[GIS] Point in bounding box using R

bboxextractlatitude longitudepoint-in-polygonr

Using the tz_world.shp file, I want to find the polygon in which a point falls. Technical details – language: R, v3.2.3; platform: Windows 7 professional (64-bit, quad core, 32 GB RAM).

I have 12169 latitude/longitude pairs and many polygons to search. Using the bounding box for each polygon against each entry in the 12169 x 2 double array of longitude/latitude points would reduce the search time. I have so far:

timeZonesShpFile = readShapeSpatial( 'tz_world.shp' )
timeZoneList = split( timeZonesShpFile, timeZonesShpFile$TZID )
ps = lapply( timeZoneList, Polygon )
p1 = lapply(seq_along(ps), function(i) Polygons(list(ps[[i]]), ID = names( timeZoneList )[i] ) )
my_spatial_polys = SpatialPolygons( p1, proj4string = CRS("+proj=longlat +datum=WGS84") )

>my_spatial_polys[1]@bbox
    min       max
x -6.091949 -5.553957
y  4.980661  7.623367

Using extract() is very slow: value = extract( timeZonesShpFile, data.frame( lon = aptLon[i], lat = aptLat[i] ) )

I think that the fast solution is to reduce the dimensionality of the search by keeping only those bounding boxes (and associated polygon indices) in which the ith latitude/longitude point value falls. Also, occasional records in the latitude/longitude array have the values of "#VALUE!", which I can catch with is.numeric(unlist())==TRUE.
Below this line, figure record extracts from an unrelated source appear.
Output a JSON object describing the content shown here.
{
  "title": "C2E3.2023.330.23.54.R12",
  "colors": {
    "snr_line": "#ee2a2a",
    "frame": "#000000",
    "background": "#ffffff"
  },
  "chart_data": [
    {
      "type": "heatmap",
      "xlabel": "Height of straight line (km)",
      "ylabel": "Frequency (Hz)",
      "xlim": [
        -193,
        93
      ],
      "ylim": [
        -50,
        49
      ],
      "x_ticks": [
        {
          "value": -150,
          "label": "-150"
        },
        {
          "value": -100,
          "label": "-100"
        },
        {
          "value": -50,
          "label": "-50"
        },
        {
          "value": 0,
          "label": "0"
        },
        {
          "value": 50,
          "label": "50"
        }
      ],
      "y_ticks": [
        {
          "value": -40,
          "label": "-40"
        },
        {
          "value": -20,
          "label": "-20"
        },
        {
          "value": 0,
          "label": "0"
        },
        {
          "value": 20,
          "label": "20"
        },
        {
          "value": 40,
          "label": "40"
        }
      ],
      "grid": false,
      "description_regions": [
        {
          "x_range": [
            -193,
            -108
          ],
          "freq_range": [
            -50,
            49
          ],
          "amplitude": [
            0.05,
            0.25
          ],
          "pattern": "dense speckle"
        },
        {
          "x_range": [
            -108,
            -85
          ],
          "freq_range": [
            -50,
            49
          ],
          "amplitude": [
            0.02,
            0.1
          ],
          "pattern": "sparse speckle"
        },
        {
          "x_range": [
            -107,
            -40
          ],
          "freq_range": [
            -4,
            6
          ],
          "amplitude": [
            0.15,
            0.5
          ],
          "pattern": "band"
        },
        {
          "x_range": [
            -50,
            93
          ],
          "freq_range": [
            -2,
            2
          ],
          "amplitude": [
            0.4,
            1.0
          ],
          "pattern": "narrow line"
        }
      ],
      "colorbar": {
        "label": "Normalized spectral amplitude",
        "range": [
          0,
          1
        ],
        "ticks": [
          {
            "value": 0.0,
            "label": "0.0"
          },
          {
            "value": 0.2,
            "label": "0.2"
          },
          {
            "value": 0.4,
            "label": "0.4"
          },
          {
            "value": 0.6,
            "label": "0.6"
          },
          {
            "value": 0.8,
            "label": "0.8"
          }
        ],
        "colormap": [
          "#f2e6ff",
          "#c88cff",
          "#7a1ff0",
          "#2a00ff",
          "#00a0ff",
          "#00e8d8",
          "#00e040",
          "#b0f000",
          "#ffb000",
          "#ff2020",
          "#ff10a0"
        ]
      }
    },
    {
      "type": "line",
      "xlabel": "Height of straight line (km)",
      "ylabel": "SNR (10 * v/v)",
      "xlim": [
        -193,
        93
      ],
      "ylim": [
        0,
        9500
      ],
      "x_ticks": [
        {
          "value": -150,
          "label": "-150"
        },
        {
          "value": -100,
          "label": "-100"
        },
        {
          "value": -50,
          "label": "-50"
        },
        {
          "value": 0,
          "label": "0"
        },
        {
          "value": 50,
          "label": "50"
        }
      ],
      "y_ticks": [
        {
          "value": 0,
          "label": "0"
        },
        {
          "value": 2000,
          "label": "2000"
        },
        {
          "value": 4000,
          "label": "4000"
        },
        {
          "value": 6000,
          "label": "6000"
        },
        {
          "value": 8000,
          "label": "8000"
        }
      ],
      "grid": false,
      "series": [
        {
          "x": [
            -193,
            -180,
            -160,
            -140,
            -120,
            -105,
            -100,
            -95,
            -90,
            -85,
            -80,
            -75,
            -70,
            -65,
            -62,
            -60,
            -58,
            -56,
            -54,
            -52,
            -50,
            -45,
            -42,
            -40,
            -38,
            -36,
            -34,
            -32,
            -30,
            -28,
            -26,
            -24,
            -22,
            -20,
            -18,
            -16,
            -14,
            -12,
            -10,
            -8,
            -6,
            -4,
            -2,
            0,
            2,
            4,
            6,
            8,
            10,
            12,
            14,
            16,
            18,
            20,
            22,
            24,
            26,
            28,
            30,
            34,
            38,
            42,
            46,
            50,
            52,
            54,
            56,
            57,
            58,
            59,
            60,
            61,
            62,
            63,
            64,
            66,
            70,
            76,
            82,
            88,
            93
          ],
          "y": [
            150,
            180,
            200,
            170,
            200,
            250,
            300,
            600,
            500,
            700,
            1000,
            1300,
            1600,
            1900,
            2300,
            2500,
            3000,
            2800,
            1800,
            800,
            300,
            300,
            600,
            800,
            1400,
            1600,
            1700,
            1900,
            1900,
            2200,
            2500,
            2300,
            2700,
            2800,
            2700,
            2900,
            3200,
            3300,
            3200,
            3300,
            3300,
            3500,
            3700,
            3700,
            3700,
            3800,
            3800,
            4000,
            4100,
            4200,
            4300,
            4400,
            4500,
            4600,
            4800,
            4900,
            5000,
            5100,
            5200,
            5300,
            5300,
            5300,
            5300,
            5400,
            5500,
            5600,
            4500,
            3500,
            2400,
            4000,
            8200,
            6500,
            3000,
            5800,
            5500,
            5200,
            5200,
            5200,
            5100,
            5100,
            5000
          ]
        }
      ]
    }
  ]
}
Given the bounding box, I can test latPoint >= min(latBBox) & latPoint <= max(latBBox) & lonPoint >= min(lonBBox) & lonPoint <= max(lonBBox). I can create a shorter listing of polygons against which to use extract() for the final test.

In summary, I want to inspect the bounding box for each polygon, retain the polygon index, and test each latitude/longitude location within each box, thereby retaining the list of polygons in which the ith location falls.

Best Answer

Seems overcomplicated, why not use gIntersect with gSimplify from rgeos? EDIT: nope, that loses the data frames. Use Raster::intersect instead. Example:

library(sp)
library(rgdal)
library(raster)

dir <- 'C:/Users/obrl_soil/Downloads'
tz_world <- readOGR(paste0(dir, '/tz_world/world'),
                'tz_world',
                stringsAsFactors = FALSE)

# from http://www.naturalearthdata.com/downloads/10m-cultural-vectors/10m-populated-places/
cities <- readOGR(paste0(dir, '/ne_10m_populated_places'),
              'ne_10m_populated_places',
              stringsAsFactors = FALSE)

#only need city name for this, pruning the attributes
cities@data <- cities@data[c('NAME')]

# simplify the geometry of the polygons to cut processing time
tz_world_simple <- gSimplify(tz_world, tol = 0.1, topologyPreserve = TRUE)
# reattach the data frame
tz_world_simple <- SpatialPolygonsDataFrame(tz_world_simple, data = tz_world@data) 

st <- proc.time()
city_timezones <- intersect(cities, tz_world_simple)
proc.time - st

# results
View(city_timezones@data)

Its still slow on my machine, but I only have 4GB of RAM to play with. A subset of ~600 cities took 4 seconds or so but the full cities dataset crashed the operation.

Update 2017

Since this got bumped, forget the above: here's a solution in sf

library(sf)
library(tidyverse)

setwd('C:/DATA')
tzw    <- read_sf(file.path(getwd(), 'world', 'tz_world.shp')) # 27742 obs
places <- read_sf(file.path(getwd(), 'ne_10m_populated_places_simple.shp')) # 7322 obs

# they're in the same crs, so
where_at <- st_intersection(select(places, name), tzw)

Full intersection in under 3 minutes on my machine. 123 points are lost as they do not intersect a tzw polygon (e.g. Seattle). One could maybe play around with buffers to get the rest.